Another definition using neighborhoods:

• For any real number $ \epsilon > 0 $, there exists a real number $ \delta > 0 $ such that whenever $ |x - y| < \delta $, we have $ |f(x) - f(y)| < \epsilon $.

The Heine-Cantor theorem states:

• If a function is continuous on a closed interval, then it is also uniformly continuous.

Ordinary continuous

The intuitive meaning of ordinary continuity is:

If a function $f$ is continuous, then for any point $x$ in the domain, there exists a sufficiently small neighborhood around $x$ such that $f(x)$ is sufficiently close to the values within this neighborhood.
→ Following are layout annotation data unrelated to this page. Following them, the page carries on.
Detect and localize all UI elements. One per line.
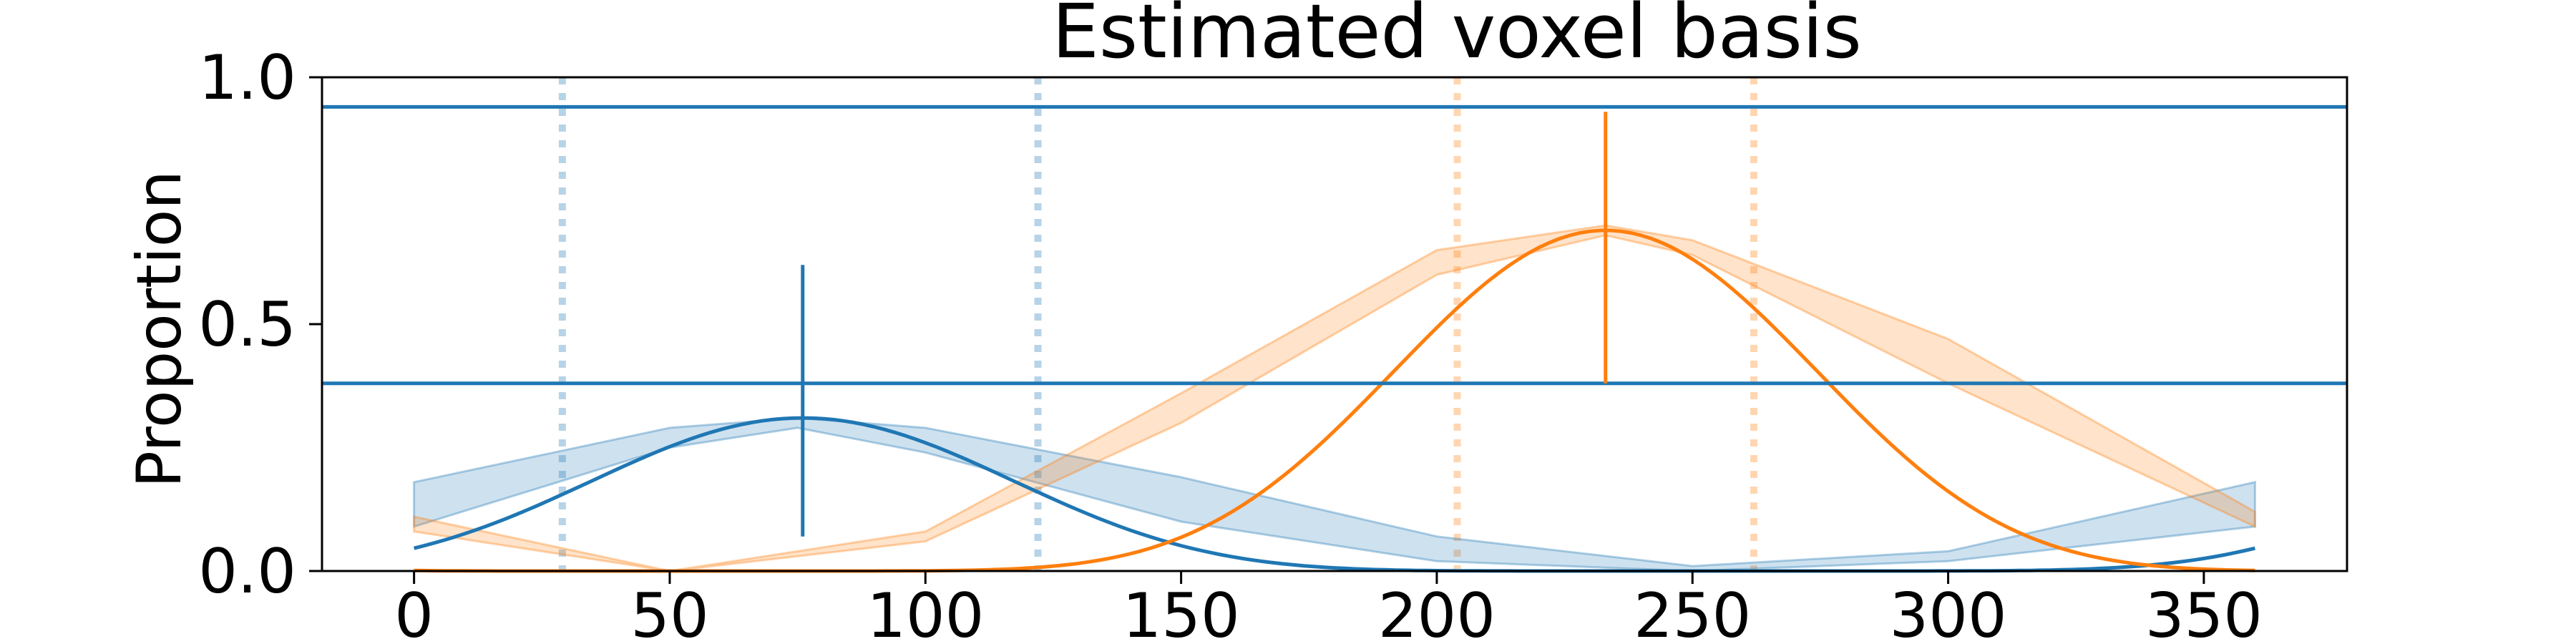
- x-tick-label-150: 150: [1123, 580, 1240, 644]
- x-tick-label-200: 200: [1378, 580, 1496, 644]
- x-tick-label-50: 50: [630, 580, 708, 644]
- y-axis-label: Proportion: [124, 170, 195, 488]
- plot-area: [322, 77, 2347, 573]
- y-tick-label-1.0: 1.0: [198, 42, 296, 114]
- series-0-band: [413, 416, 2256, 572]
- chart-title: Estimated voxel basis: [1052, 0, 1862, 75]
- x-tick-label-100: 100: [867, 580, 984, 644]
- x-tick-label-350: 350: [2145, 580, 2263, 644]
- axes: 0 50 100 150 200 250 300 350 0.0 0.5 1.0: [198, 42, 2263, 644]
- series-1-band: [413, 224, 2256, 572]
- y-tick-label-0.5: 0.5: [198, 289, 296, 361]
- x-tick-label-250: 250: [1634, 580, 1751, 644]
- y-tick-label-0.0: 0.0: [198, 536, 296, 608]
- x-tick-label-0: 0: [394, 580, 434, 644]
- x-tick-label-300: 300: [1889, 580, 2006, 644]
The definition of ordinary continuity by neighborhood:

• For any real number $\epsilon > 0$ and any point $x$ in the domain, there exists a real number $\delta > 0$ such that whenever $|x - y| < \delta$, we have $|f(x) - f(y)| < \epsilon$, where \(y\) is any point in the neighborhood of $x$.

Difference

From this, we can see:

• In the definition of uniform continuity, $\delta$ only depends on $\epsilon$.
• In the definition of ordinary continuity, $\delta$ depends on both $\epsilon$ and $x$.
• Uniform continuity is a stricter condition than ordinary continuity: a uniformly continuous function is always ordinary continuous, but a ordinary continuous function is not necessarily uniformly continuous.
• The distinction between uniform continuity and continuity is not easy to understand. However, it can be better grasped through a geometric interpretation. For example, consider the function $f(x) = 1/x$. This function is continuous on the interval $(0, 1)$, but it is not uniformly continuous because choosing two points close to 0 that are close to each other does not result in their function values being sufficiently close.